No doubt there be some problems in implementing the 15-day even/odd policy. But given the public health emergency on our hands, this option simply has to be tried. It has worked as an emergency measure against air pollution in many world cities. Even scientists do not agree on vehicular traffic’s contribution to total pollution but on a recent car free day in Delhi, pollution dropped considerably. More importantly, 55% of Delhi’s population lives within 500m of major roads, so their wintertime exposure to vehicular pollution is especially high. About 25% of all rides in Delhi happen on private cars and two-wheelers. Yet these private vehicles monopolize our shared spaces and cause disproportionately higher pollution. If private vehicles aren’t allowed on alternate days for a fortnight, at most 13% more riders will have to get around like how the other 75% do today—via 4 million rides on buses, 2.5 million on the metro, taxis, auto-rickshaws, bicycles, on foot, etc. Why not see these 15 days as an opportunity to find out how our public transportation needs to scale up and where, and how/if that could be combined with some form of road space rationing? Besides, even if we see only 30% fewer cars on these even/odd days, it’ll reduce traffic congestion in Delhi. Traffic will flow more easily, reducing emissions due to idling in traffic jams, allowing buses to move faster, and kicking up less dust. Hey, people may even discover carpooling! Let’s measure what it does to our city. Let’s experiment!

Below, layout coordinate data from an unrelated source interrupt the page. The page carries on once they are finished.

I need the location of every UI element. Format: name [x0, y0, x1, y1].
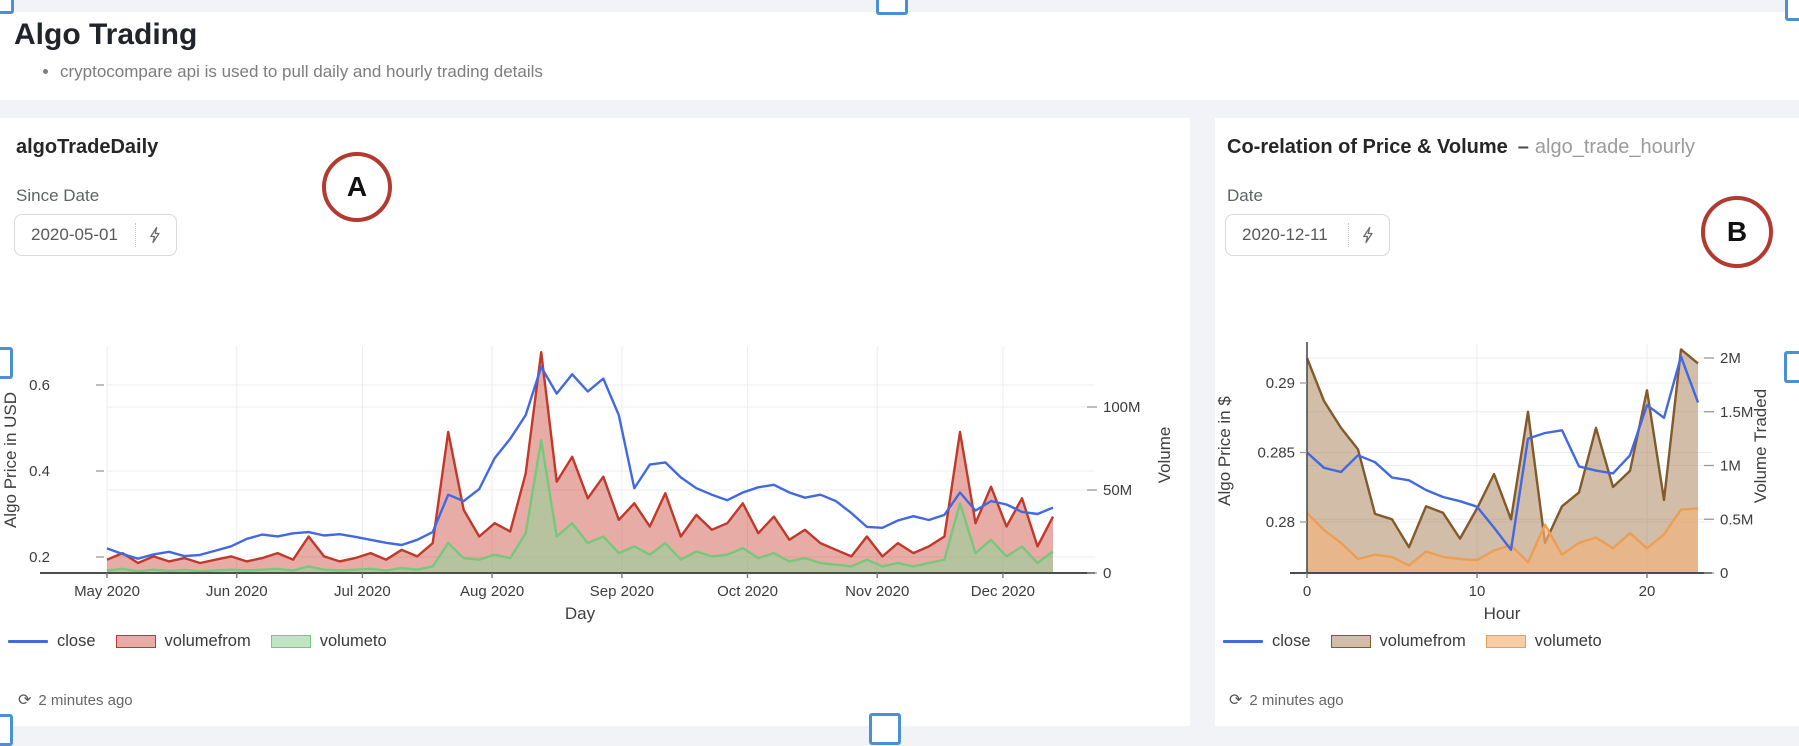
legend-label: close: [1272, 632, 1311, 651]
annotation-a-label: A: [347, 171, 367, 203]
svg-text:0.4: 0.4: [29, 463, 50, 480]
description-bullet: cryptocompare api is used to pull daily …: [60, 62, 543, 82]
refresh-text: 2 minutes ago: [38, 692, 132, 709]
svg-text:Day: Day: [565, 604, 596, 623]
svg-text:0.29: 0.29: [1266, 375, 1295, 392]
volumefrom-swatch: [116, 635, 156, 648]
hourly-price-volume-chart[interactable]: 0 10 20 0.28 0.285 0.29 0 0.5M 1M 1.5M 2M Hour Algo …: [1215, 330, 1799, 642]
legend-item-volumeto: volumeto: [271, 632, 387, 651]
since-date-label: Since Date: [16, 186, 99, 206]
svg-text:2M: 2M: [1720, 350, 1741, 367]
svg-text:0.2: 0.2: [29, 549, 50, 566]
svg-text:0.5M: 0.5M: [1720, 511, 1753, 528]
annotation-circle-b: B: [1701, 196, 1773, 268]
date-label: Date: [1227, 186, 1263, 206]
daily-price-volume-chart[interactable]: May 2020 Jun 2020 Jul 2020 Aug 2020 Sep 2020…: [0, 330, 1190, 642]
volumeto-swatch: [1486, 635, 1526, 648]
svg-text:20: 20: [1639, 583, 1656, 600]
legend-item-volumefrom: volumefrom: [116, 632, 251, 651]
legend-label: volumeto: [320, 632, 387, 651]
volumeto-swatch: [271, 635, 311, 648]
svg-text:Volume: Volume: [1155, 427, 1174, 484]
svg-text:Hour: Hour: [1484, 604, 1521, 623]
header-block: Algo Trading cryptocompare api is used t…: [0, 12, 1799, 100]
lightning-bolt-icon[interactable]: [136, 215, 176, 255]
svg-text:50M: 50M: [1103, 482, 1132, 499]
svg-text:Oct 2020: Oct 2020: [717, 583, 778, 600]
svg-text:Aug 2020: Aug 2020: [460, 583, 524, 600]
date-input[interactable]: 2020-12-11: [1225, 214, 1390, 256]
legend-item-volumefrom: volumefrom: [1331, 632, 1466, 651]
svg-text:0: 0: [1720, 565, 1728, 582]
since-date-value[interactable]: 2020-05-01: [15, 225, 135, 245]
close-swatch: [8, 640, 48, 643]
legend-item-close: close: [1223, 632, 1311, 651]
fullscreen-icon[interactable]: [0, 0, 14, 14]
refresh-icon: ⟳: [1229, 690, 1242, 710]
description-list: cryptocompare api is used to pull daily …: [42, 62, 543, 82]
svg-text:Dec 2020: Dec 2020: [971, 583, 1035, 600]
lightning-bolt-icon[interactable]: [1349, 215, 1389, 255]
svg-text:Nov 2020: Nov 2020: [845, 583, 909, 600]
legend-label: volumefrom: [165, 632, 251, 651]
svg-text:Jun 2020: Jun 2020: [206, 583, 268, 600]
svg-text:Volume Traded: Volume Traded: [1751, 389, 1770, 503]
legend-label: volumefrom: [1380, 632, 1466, 651]
annotation-circle-a: A: [322, 152, 392, 222]
hourly-chart-legend: close volumefrom volumeto: [1223, 632, 1602, 651]
svg-text:0.28: 0.28: [1266, 514, 1295, 531]
svg-text:May 2020: May 2020: [74, 583, 140, 600]
legend-item-volumeto: volumeto: [1486, 632, 1602, 651]
svg-text:Sep 2020: Sep 2020: [590, 583, 654, 600]
daily-panel: algoTradeDaily A Since Date 2020-05-01 M…: [0, 118, 1190, 726]
close-swatch: [1223, 640, 1263, 643]
fullscreen-icon[interactable]: [1784, 351, 1799, 383]
refresh-icon: ⟳: [18, 690, 31, 710]
page-title: Algo Trading: [14, 18, 197, 52]
lightning-bolt-glyph: [147, 226, 165, 244]
legend-label: volumeto: [1535, 632, 1602, 651]
svg-text:Algo Price in USD: Algo Price in USD: [1, 392, 20, 528]
svg-text:Jul 2020: Jul 2020: [334, 583, 391, 600]
fullscreen-icon[interactable]: [1785, 0, 1799, 21]
fullscreen-icon[interactable]: [0, 714, 13, 746]
svg-text:1.5M: 1.5M: [1720, 404, 1753, 421]
daily-chart-legend: close volumefrom volumeto: [8, 632, 387, 651]
refresh-text: 2 minutes ago: [1249, 692, 1343, 709]
lightning-bolt-glyph: [1360, 226, 1378, 244]
since-date-input[interactable]: 2020-05-01: [14, 214, 177, 256]
svg-text:10: 10: [1469, 583, 1486, 600]
svg-text:0: 0: [1103, 565, 1111, 582]
svg-text:Algo Price in $: Algo Price in $: [1215, 396, 1234, 506]
svg-text:0: 0: [1303, 583, 1311, 600]
volumefrom-swatch: [1331, 635, 1371, 648]
hourly-title-main: Co-relation of Price & Volume: [1227, 136, 1508, 158]
hourly-panel: Co-relation of Price & Volume–algo_trade…: [1215, 118, 1799, 726]
hourly-title-separator: –: [1518, 136, 1529, 158]
legend-label: close: [57, 632, 96, 651]
legend-item-close: close: [8, 632, 96, 651]
svg-text:0.285: 0.285: [1257, 445, 1295, 462]
fullscreen-icon[interactable]: [869, 713, 901, 745]
hourly-refresh-status: ⟳ 2 minutes ago: [1229, 690, 1344, 710]
svg-text:0.6: 0.6: [29, 377, 50, 394]
fullscreen-icon[interactable]: [876, 0, 908, 15]
hourly-title-suffix: algo_trade_hourly: [1535, 136, 1695, 158]
svg-text:1M: 1M: [1720, 458, 1741, 475]
date-value[interactable]: 2020-12-11: [1226, 225, 1348, 245]
hourly-panel-title: Co-relation of Price & Volume–algo_trade…: [1227, 136, 1695, 159]
daily-panel-title: algoTradeDaily: [16, 136, 158, 159]
daily-refresh-status: ⟳ 2 minutes ago: [18, 690, 133, 710]
svg-text:100M: 100M: [1103, 399, 1141, 416]
annotation-b-label: B: [1727, 216, 1747, 248]
fullscreen-icon[interactable]: [0, 347, 13, 379]
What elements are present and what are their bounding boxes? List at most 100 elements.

Again: Driving is not a right, it’s a privilege. It has a social cost. We need to quit empathizing with those inconvenienced by this emergency measure. Because you know what? — their daily driving causes a lot worse than inconvenience to our lungs. When 40% of our kids are failing lung capacity tests (with irreversible lung damage), it’s time to try various measures and see what works—and adapt! Of course, I wish the Delhi government had acted sooner and done even more. For instance, it decided not to issue health advisories, nor help vulnerable groups with free or low-cost pollution masks (e.g., traffic cops, auto-drivers, street vendors), nor make LPG cylinders easily available to the migrant poor who end up burning firewood, kerosene, and dung. This is a shame. But politics is the art of the possible, as I realized afresh watching the politicians and the bureaucrats at the Delhi secretariat leading up to this announcement. I think these measures will go a long way in raising public awareness of air pollution, reducing it in the short-term, and opening the door for the next round of difficult, unpopular, yet necessary initiatives.
NB: A lightly edited version of this piece appeared on Scroll.in.